Das Schloss der Haustür ist schon seit Wochen kaputt. Er hört ihre Wohnungstür zufallen, als er sich in den Hausgang schiebt. Sie hatte Musik aufgelegt, die gedämpft aus ihrer Wohnung zu hören war. -Every breathe you take- Er hatte ihr schon vor einer Weile sagen wollen, dass es keine gute Idee ist den Zweitschlüssel auf den Türrahmen zu legen. – and every move you make -. Scheinbar hat sie es selbst eingesehen, denn der Schlüssel lag nicht mehr an seinem Platz. – every bond you break - Er konnte nicht verstehen, warum sie ihn so behandelte, obwohl er sich die letzten Wochen so viel Mühe gegeben hatte - every step you take, I’ll be watching you…

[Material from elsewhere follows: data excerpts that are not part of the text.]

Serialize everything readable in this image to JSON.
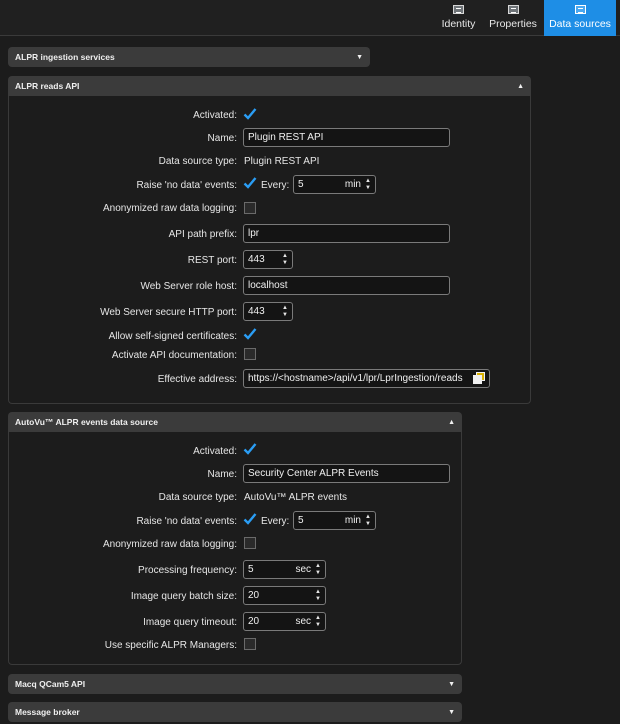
{
  "tabs": [
    {
      "label": "Identity",
      "icon": "identity-icon",
      "active": false
    },
    {
      "label": "Properties",
      "icon": "properties-icon",
      "active": false
    },
    {
      "label": "Data sources",
      "icon": "data-sources-icon",
      "active": true
    }
  ],
  "colors": {
    "accent": "#1e8ee6",
    "check": "#2a9df4",
    "header": "#3b3b3b"
  },
  "sections": {
    "alpr_ingestion": {
      "title": "ALPR ingestion services",
      "expanded": false
    },
    "alpr_reads_api": {
      "title": "ALPR reads API",
      "expanded": true,
      "activated_label": "Activated:",
      "name_label": "Name:",
      "name_value": "Plugin REST API",
      "ds_type_label": "Data source type:",
      "ds_type_value": "Plugin REST API",
      "raise_label": "Raise 'no data' events:",
      "every_label": "Every:",
      "every_value": "5",
      "every_unit": "min",
      "anon_label": "Anonymized raw data logging:",
      "api_prefix_label": "API path prefix:",
      "api_prefix_value": "lpr",
      "rest_port_label": "REST port:",
      "rest_port_value": "443",
      "ws_host_label": "Web Server role host:",
      "ws_host_value": "localhost",
      "ws_port_label": "Web Server secure HTTP port:",
      "ws_port_value": "443",
      "self_signed_label": "Allow self-signed certificates:",
      "api_doc_label": "Activate API documentation:",
      "eff_addr_label": "Effective address:",
      "eff_addr_value": "https://<hostname>/api/v1/lpr/LprIngestion/reads"
    },
    "autovu": {
      "title": "AutoVu™ ALPR events data source",
      "expanded": true,
      "activated_label": "Activated:",
      "name_label": "Name:",
      "name_value": "Security Center ALPR Events",
      "ds_type_label": "Data source type:",
      "ds_type_value": "AutoVu™ ALPR events",
      "raise_label": "Raise 'no data' events:",
      "every_label": "Every:",
      "every_value": "5",
      "every_unit": "min",
      "anon_label": "Anonymized raw data logging:",
      "proc_freq_label": "Processing frequency:",
      "proc_freq_value": "5",
      "proc_freq_unit": "sec",
      "batch_label": "Image query batch size:",
      "batch_value": "20",
      "timeout_label": "Image query timeout:",
      "timeout_value": "20",
      "timeout_unit": "sec",
      "managers_label": "Use specific ALPR Managers:"
    },
    "macq": {
      "title": "Macq QCam5 API",
      "expanded": false
    },
    "broker": {
      "title": "Message broker",
      "expanded": false
    }
  }
}
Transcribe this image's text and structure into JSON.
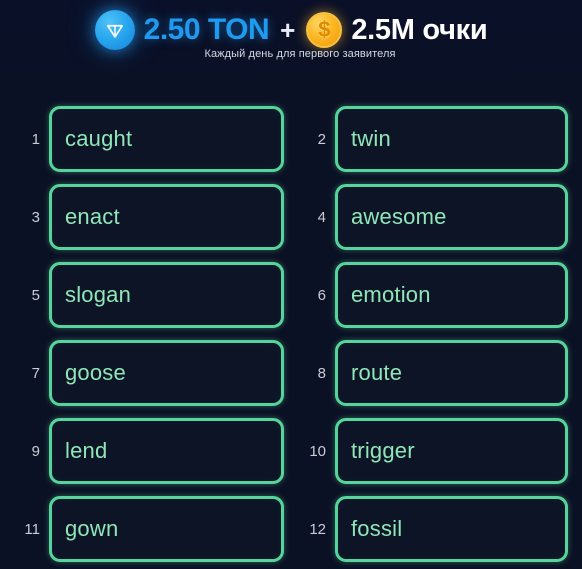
{
  "header": {
    "ton_icon": "ton-diamond-icon",
    "ton_amount": "2.50 TON",
    "plus": "+",
    "coin_icon": "dollar-coin-icon",
    "coin_symbol": "$",
    "points_amount": "2.5M очки",
    "subtitle": "Каждый день для первого заявителя",
    "colors": {
      "ton_blue": "#1e9af0",
      "points_white": "#ffffff",
      "coin_gold": "#fcb724",
      "background": "#0a1028"
    }
  },
  "grid": {
    "colors": {
      "card_border": "#57d49b",
      "word_text": "#8fe6b8",
      "index_text": "#c8cdd6",
      "card_background": "#0d1426"
    },
    "items": [
      {
        "index": "1",
        "word": "caught"
      },
      {
        "index": "2",
        "word": "twin"
      },
      {
        "index": "3",
        "word": "enact"
      },
      {
        "index": "4",
        "word": "awesome"
      },
      {
        "index": "5",
        "word": "slogan"
      },
      {
        "index": "6",
        "word": "emotion"
      },
      {
        "index": "7",
        "word": "goose"
      },
      {
        "index": "8",
        "word": "route"
      },
      {
        "index": "9",
        "word": "lend"
      },
      {
        "index": "10",
        "word": "trigger"
      },
      {
        "index": "11",
        "word": "gown"
      },
      {
        "index": "12",
        "word": "fossil"
      }
    ]
  }
}
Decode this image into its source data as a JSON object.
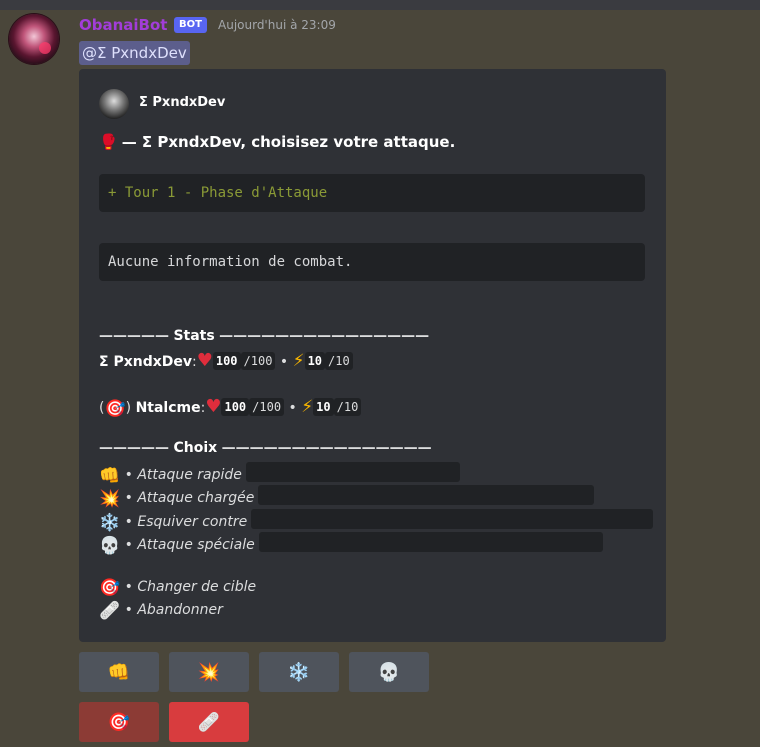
{
  "message": {
    "username": "ObanaiBot",
    "bot_tag": "BOT",
    "timestamp": "Aujourd'hui à 23:09",
    "mention": "@Σ PxndxDev"
  },
  "embed": {
    "author": "Σ PxndxDev",
    "title": "— Σ PxndxDev, choisisez votre attaque.",
    "title_emoji": "🥊",
    "phase": "+ Tour 1 - Phase d'Attaque",
    "combat_info": "Aucune information de combat.",
    "stats_header_left": "—————",
    "stats_header": "Stats",
    "stats_header_right": "———————————————",
    "player": {
      "name": "Σ PxndxDev",
      "hp": "100",
      "hp_max": "/100",
      "energy": "10",
      "energy_max": "/10"
    },
    "opponent": {
      "prefix": "(",
      "suffix": ")",
      "name": "Ntalcme",
      "hp": "100",
      "hp_max": "/100",
      "energy": "10",
      "energy_max": "/10"
    },
    "choices_header_left": "—————",
    "choices_header": "Choix",
    "choices_header_right": "———————————————",
    "choices": [
      {
        "emoji": "👊",
        "label": "Attaque rapide"
      },
      {
        "emoji": "💥",
        "label": "Attaque chargée"
      },
      {
        "emoji": "❄️",
        "label": "Esquiver contre"
      },
      {
        "emoji": "💀",
        "label": "Attaque spéciale"
      }
    ],
    "extra_choices": [
      {
        "emoji": "🎯",
        "label": "Changer de cible"
      },
      {
        "emoji": "🩹",
        "label": "Abandonner"
      }
    ],
    "bullet": "•"
  },
  "buttons": {
    "row1": [
      {
        "icon": "👊",
        "name": "fist-icon"
      },
      {
        "icon": "💥",
        "name": "explosion-icon"
      },
      {
        "icon": "❄️",
        "name": "snowflake-icon"
      },
      {
        "icon": "💀",
        "name": "skull-icon"
      }
    ],
    "row2": [
      {
        "icon": "🎯",
        "name": "target-icon"
      },
      {
        "icon": "🩹",
        "name": "bandage-icon"
      }
    ]
  },
  "colors": {
    "background": "#4a463a",
    "embed_bg": "#2f3136",
    "username": "#a23dd9",
    "bot_tag": "#5865f2",
    "diff_green": "#8a9a36",
    "button_grey": "#4f545c",
    "button_red": "#d83c3e"
  }
}
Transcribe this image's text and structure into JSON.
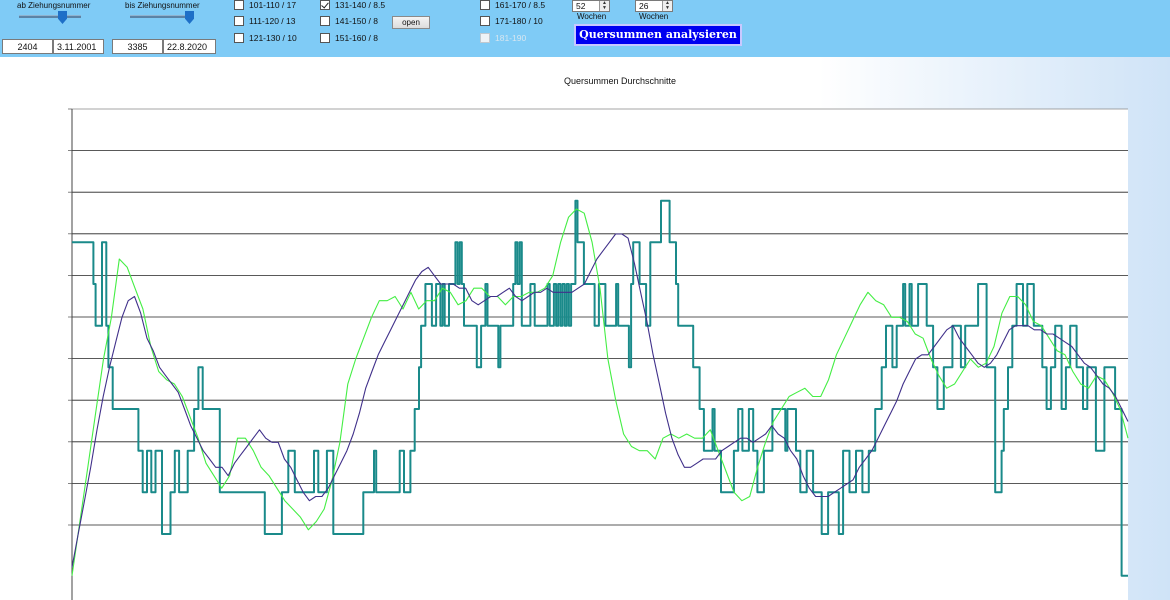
{
  "toolbar": {
    "from_label": "ab Ziehungsnummer",
    "to_label": "bis Ziehungsnummer",
    "from_number": "2404",
    "from_date": "3.11.2001",
    "to_number": "3385",
    "to_date": "22.8.2020",
    "ranges": [
      {
        "label": "101-110 / 17",
        "checked": false,
        "enabled": true
      },
      {
        "label": "111-120 / 13",
        "checked": false,
        "enabled": true
      },
      {
        "label": "121-130 / 10",
        "checked": false,
        "enabled": true
      },
      {
        "label": "131-140 / 8.5",
        "checked": true,
        "enabled": true
      },
      {
        "label": "141-150 / 8",
        "checked": false,
        "enabled": true
      },
      {
        "label": "151-160 / 8",
        "checked": false,
        "enabled": true
      },
      {
        "label": "161-170 / 8.5",
        "checked": false,
        "enabled": true
      },
      {
        "label": "171-180 / 10",
        "checked": false,
        "enabled": true
      },
      {
        "label": "181-190",
        "checked": false,
        "enabled": false
      }
    ],
    "open_label": "open",
    "weeks1_value": "52",
    "weeks1_label": "Wochen",
    "weeks2_value": "26",
    "weeks2_label": "Wochen",
    "analyze_label": "Quersummen analysieren"
  },
  "chart_data": {
    "type": "line",
    "title": "Quersummen Durchschnitte",
    "grid": true,
    "series": [
      {
        "color": "#1a8a8a",
        "style": "step",
        "values": [
          8,
          8,
          8,
          8,
          8,
          8,
          8,
          8,
          8,
          8,
          7,
          6,
          6,
          6,
          8,
          8,
          6,
          5,
          5,
          4,
          4,
          4,
          4,
          4,
          4,
          4,
          4,
          4,
          4,
          4,
          4,
          3,
          3,
          2,
          2,
          3,
          3,
          2,
          2,
          3,
          3,
          3,
          1,
          1,
          1,
          1,
          2,
          2,
          3,
          3,
          2,
          2,
          2,
          2,
          3,
          3,
          3,
          4,
          4,
          5,
          5,
          4,
          4,
          4,
          4,
          4,
          4,
          4,
          4,
          2,
          2,
          2,
          2,
          2,
          2,
          2,
          2,
          2,
          2,
          2,
          2,
          2,
          2,
          2,
          2,
          2,
          2,
          2,
          2,
          2,
          1,
          1,
          1,
          1,
          1,
          1,
          1,
          1,
          2,
          2,
          2,
          3,
          3,
          3,
          2,
          2,
          2,
          2,
          2,
          2,
          2,
          2,
          2,
          3,
          3,
          2,
          2,
          2,
          2,
          3,
          3,
          3,
          1,
          1,
          1,
          1,
          1,
          1,
          1,
          1,
          1,
          1,
          1,
          1,
          1,
          1,
          2,
          2,
          2,
          2,
          2,
          3,
          2,
          2,
          2,
          2,
          2,
          2,
          2,
          2,
          2,
          2,
          2,
          3,
          3,
          2,
          2,
          2,
          3,
          3,
          4,
          4,
          5,
          6,
          6,
          7,
          7,
          7,
          6,
          6,
          7,
          7,
          6,
          7,
          6,
          6,
          7,
          7,
          7,
          8,
          7,
          8,
          7,
          6,
          6,
          6,
          6,
          6,
          6,
          5,
          5,
          6,
          6,
          7,
          6,
          6,
          6,
          6,
          6,
          5,
          6,
          6,
          6,
          6,
          6,
          6,
          7,
          8,
          7,
          8,
          6,
          6,
          6,
          6,
          7,
          7,
          6,
          6,
          6,
          6,
          6,
          6,
          7,
          6,
          6,
          7,
          6,
          7,
          6,
          7,
          6,
          7,
          6,
          7,
          7,
          9,
          8,
          8,
          8,
          7,
          7,
          7,
          7,
          7,
          6,
          6,
          7,
          7,
          7,
          6,
          6,
          6,
          6,
          6,
          7,
          6,
          6,
          6,
          6,
          6,
          5,
          7,
          8,
          8,
          8,
          7,
          7,
          7,
          6,
          6,
          8,
          8,
          8,
          8,
          8,
          9,
          9,
          9,
          9,
          8,
          8,
          8,
          7,
          6,
          6,
          6,
          6,
          6,
          6,
          6,
          5,
          5,
          5,
          4,
          4,
          3,
          3,
          3,
          3,
          4,
          3,
          3,
          3,
          2,
          2,
          2,
          2,
          2,
          2,
          3,
          3,
          4,
          4,
          3,
          3,
          3,
          4,
          4,
          3,
          3,
          2,
          2,
          2,
          3,
          3,
          3,
          3,
          4,
          4,
          4,
          4,
          4,
          4,
          3,
          4,
          4,
          4,
          4,
          3,
          3,
          2,
          2,
          2,
          3,
          3,
          3,
          2,
          2,
          2,
          2,
          1,
          1,
          1,
          2,
          2,
          2,
          2,
          2,
          1,
          1,
          3,
          3,
          3,
          2,
          2,
          2,
          3,
          3,
          3,
          2,
          2,
          2,
          3,
          3,
          3,
          4,
          4,
          4,
          5,
          5,
          6,
          6,
          6,
          5,
          5,
          6,
          6,
          6,
          7,
          6,
          6,
          7,
          6,
          6,
          6,
          7,
          7,
          7,
          7,
          6,
          6,
          6,
          5,
          5,
          4,
          4,
          4,
          5,
          5,
          5,
          5,
          6,
          6,
          6,
          6,
          5,
          5,
          6,
          6,
          6,
          6,
          6,
          6,
          7,
          7,
          7,
          7,
          5,
          5,
          5,
          5,
          2,
          2,
          2,
          3,
          4,
          4,
          5,
          5,
          6,
          6,
          7,
          7,
          7,
          6,
          6,
          7,
          7,
          7,
          6,
          6,
          6,
          6,
          5,
          5,
          4,
          4,
          5,
          5,
          6,
          6,
          6,
          4,
          4,
          5,
          5,
          6,
          6,
          6,
          5,
          5,
          5,
          4,
          4,
          5,
          5,
          5,
          5,
          3,
          3,
          3,
          3,
          5,
          5,
          5,
          5,
          5,
          4,
          4,
          4,
          0,
          0,
          0
        ]
      },
      {
        "color": "#44ee44",
        "values": [
          0,
          1.3,
          2.6,
          3.9,
          5.2,
          6.2,
          7.6,
          7.4,
          6.9,
          6.4,
          5.5,
          4.9,
          4.7,
          4.6,
          4.3,
          3.8,
          3.3,
          2.7,
          2.4,
          2.1,
          2.4,
          3.3,
          3.3,
          3.0,
          2.6,
          2.4,
          2.1,
          1.8,
          1.6,
          1.4,
          1.1,
          1.3,
          1.6,
          2.3,
          3.2,
          4.6,
          5.2,
          5.7,
          6.2,
          6.6,
          6.6,
          6.7,
          6.4,
          6.8,
          6.4,
          6.6,
          6.6,
          6.9,
          6.8,
          6.5,
          6.6,
          6.9,
          6.9,
          6.7,
          6.7,
          6.5,
          6.7,
          6.7,
          6.8,
          6.8,
          6.9,
          7.2,
          8.0,
          8.6,
          8.8,
          8.7,
          8.0,
          6.9,
          5.2,
          4.2,
          3.4,
          3.1,
          3.0,
          3.0,
          2.8,
          3.3,
          3.4,
          3.3,
          3.4,
          3.3,
          3.3,
          3.5,
          3.0,
          2.5,
          2.0,
          1.8,
          1.9,
          2.6,
          3.2,
          3.7,
          4.0,
          4.3,
          4.4,
          4.5,
          4.3,
          4.3,
          4.7,
          5.3,
          5.7,
          6.1,
          6.5,
          6.8,
          6.6,
          6.5,
          6.2,
          6.2,
          6.1,
          5.8,
          5.7,
          5.2,
          4.8,
          4.5,
          4.6,
          4.9,
          5.2,
          5.0,
          5.1,
          5.5,
          6.3,
          6.7,
          6.7,
          6.5,
          6.1,
          6.0,
          5.7,
          5.4,
          5.3,
          4.9,
          4.6,
          4.5,
          4.8,
          4.7,
          4.4,
          4.0,
          3.3
        ]
      },
      {
        "color": "#40308a",
        "values": [
          0.2,
          1.0,
          1.8,
          2.6,
          3.5,
          4.3,
          5.0,
          5.6,
          6.2,
          6.6,
          6.7,
          6.3,
          5.7,
          5.4,
          5.0,
          4.8,
          4.6,
          4.4,
          4.0,
          3.6,
          3.3,
          3.0,
          2.8,
          2.6,
          2.6,
          2.4,
          2.7,
          2.9,
          3.1,
          3.3,
          3.5,
          3.3,
          3.2,
          3.2,
          2.8,
          2.6,
          2.3,
          2.0,
          1.8,
          1.9,
          1.9,
          2.1,
          2.4,
          2.7,
          3.0,
          3.4,
          3.9,
          4.5,
          4.9,
          5.3,
          5.6,
          5.9,
          6.2,
          6.5,
          6.8,
          7.1,
          7.3,
          7.4,
          7.2,
          7.0,
          7.0,
          7.0,
          6.9,
          6.9,
          6.6,
          6.5,
          6.6,
          6.7,
          6.7,
          6.8,
          6.9,
          6.7,
          6.6,
          6.7,
          6.8,
          6.8,
          6.9,
          6.8,
          6.8,
          6.8,
          6.8,
          6.9,
          7.0,
          7.3,
          7.6,
          7.8,
          8.0,
          8.2,
          8.2,
          8.1,
          7.5,
          6.8,
          6.1,
          5.3,
          4.6,
          3.9,
          3.3,
          2.9,
          2.6,
          2.6,
          2.7,
          2.8,
          2.8,
          2.8,
          3.0,
          3.1,
          3.2,
          3.3,
          3.3,
          3.2,
          3.3,
          3.4,
          3.6,
          3.4,
          3.3,
          3.0,
          2.8,
          2.4,
          2.1,
          1.9,
          1.9,
          1.9,
          2.0,
          2.1,
          2.2,
          2.3,
          2.6,
          2.8,
          3.0,
          3.3,
          3.6,
          3.9,
          4.2,
          4.6,
          4.9,
          5.2,
          5.3,
          5.3,
          5.5,
          5.7,
          5.9,
          6.0,
          5.7,
          5.5,
          5.3,
          5.1,
          5.0,
          5.1,
          5.3,
          5.6,
          5.9,
          6.0,
          6.0,
          6.0,
          5.9,
          5.9,
          5.8,
          5.8,
          5.7,
          5.6,
          5.5,
          5.3,
          5.1,
          5.0,
          4.8,
          4.6,
          4.5,
          4.3,
          4.0,
          3.7
        ]
      }
    ]
  }
}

Seit er die Linie 218 übernommen hat regnet es die meiste Zeit. Er hatte genau wie alle seiner Kollegen gehofft, dass ihm diese triste Strecke nicht zugeteilt werden würde. Wegen dem schlechtem Wetter bleiben heute die meisten Menschen in ihren Wohnungen und so kommt er vier Minuten vor der planmäßigen Zeit an der Endhaltestelle Farnholm an. Vier Minuten reichen für eine Zigarette, als er aus dem Bus steigt ist es genau zwölf Uhr und die Radionachrichten beginnen.
Am Nachmittag des 24. März wurde die Leiche der 27-jährigen Nicole H. in ihrer Wohnung gefunden. Arbeitskollegen alarmierten die Polizei, nachdem die Kassiererin nicht zur Arbeit erschienen war. Gegen den 34-jährigen Busfahrer Richard L. wurde Anklage wegen Mordes erhoben. Ihm wird außerdem vorgeworfen sein Opfer monatelang verfolgt und belästigt zu haben, bevor er in der Nacht des 23. März in ihre Wohnung eindrang und die junge Frau mit mehreren Messerstichen tötete.